Despite the heroic efforts by the Obasanjo/Atiku administration of 1999-2007 to grossly minimise the foreign debt profile of Nigeria, the incumbent APC government has plunged the nation into a bottomless pit of debt, having increased the country’s foreign debt by over 286 percent in seven years. While in 2015, President Goodluck Ebele Jonathan handed over $10.32 billion foreign debts to President Mohammadu Buhari, as at the close of 2022, the debts had risen to $40.06 billion. This astronomical growth of our nation’s foreign debts needs to be halted and this can only be done if the present hawks are not in charge of the Nigerian economy after the 2023 elections.
According to the Nigerian Bureau of Statistics, as of 2015, the unemployment ratio in Nigeria was 9.9 percent.
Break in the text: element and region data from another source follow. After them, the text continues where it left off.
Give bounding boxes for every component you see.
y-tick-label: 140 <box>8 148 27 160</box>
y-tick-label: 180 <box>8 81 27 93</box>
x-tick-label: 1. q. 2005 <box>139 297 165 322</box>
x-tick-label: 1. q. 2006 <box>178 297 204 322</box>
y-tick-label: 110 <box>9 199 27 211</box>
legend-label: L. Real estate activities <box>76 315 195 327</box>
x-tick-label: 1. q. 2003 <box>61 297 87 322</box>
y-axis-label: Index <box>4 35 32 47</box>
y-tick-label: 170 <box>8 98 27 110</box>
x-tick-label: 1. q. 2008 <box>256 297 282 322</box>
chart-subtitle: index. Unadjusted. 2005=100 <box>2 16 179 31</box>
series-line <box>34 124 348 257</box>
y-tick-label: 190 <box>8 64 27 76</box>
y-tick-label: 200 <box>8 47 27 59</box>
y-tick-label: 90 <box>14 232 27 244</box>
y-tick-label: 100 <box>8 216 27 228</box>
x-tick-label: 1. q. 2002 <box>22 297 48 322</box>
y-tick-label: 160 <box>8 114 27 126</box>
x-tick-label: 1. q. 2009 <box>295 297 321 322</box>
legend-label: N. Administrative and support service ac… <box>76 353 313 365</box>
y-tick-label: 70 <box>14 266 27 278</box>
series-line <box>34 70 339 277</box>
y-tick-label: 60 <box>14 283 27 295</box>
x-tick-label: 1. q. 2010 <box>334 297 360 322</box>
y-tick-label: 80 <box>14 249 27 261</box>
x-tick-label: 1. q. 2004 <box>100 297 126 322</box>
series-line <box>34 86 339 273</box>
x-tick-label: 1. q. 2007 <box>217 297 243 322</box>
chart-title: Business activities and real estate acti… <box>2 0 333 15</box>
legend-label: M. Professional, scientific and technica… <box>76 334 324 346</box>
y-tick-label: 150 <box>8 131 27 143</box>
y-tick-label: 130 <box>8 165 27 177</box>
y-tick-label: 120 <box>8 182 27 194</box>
However, at the beginning of 2022, it was projected that the ratio would hit 33 percent by the end of the year. The big question is, where is the employment that the APC government promised Nigerians before the 2015 elections? Alas! The APC deceitfully rose to power on the anchor of integrity.
It is right to say that APC has grossly failed the integrity test. There has been a flagrant disregard for the party’s manifesto. The promised poverty alleviation scheme has snowballed into a poverty aggravation scheme. After seven years, Nigerians are still expecting the allocation of the promised low-cost housing estates pan Nigeria that is being constructed in the air.
From 2015 till now, the hearts of Nigerians have been residing in their buccal cavity. Citizens live in massive trepidation occasioned by the unchecked effrontery of various bandit groups and kidnappers. Today, Nigeria under APC’s watch is hopelessly entrapped in the web of internal insecurity. The famed Nigerian Army is now a pawn on the chessboard of internal insecurity.
Indeed, there was a country. And to bring that country back, Nigerians have to choose right in the coming election by allowing the tested administrator in Atiku to mount the saddle and change the course of a depressing destiny that APC wants us to pursue.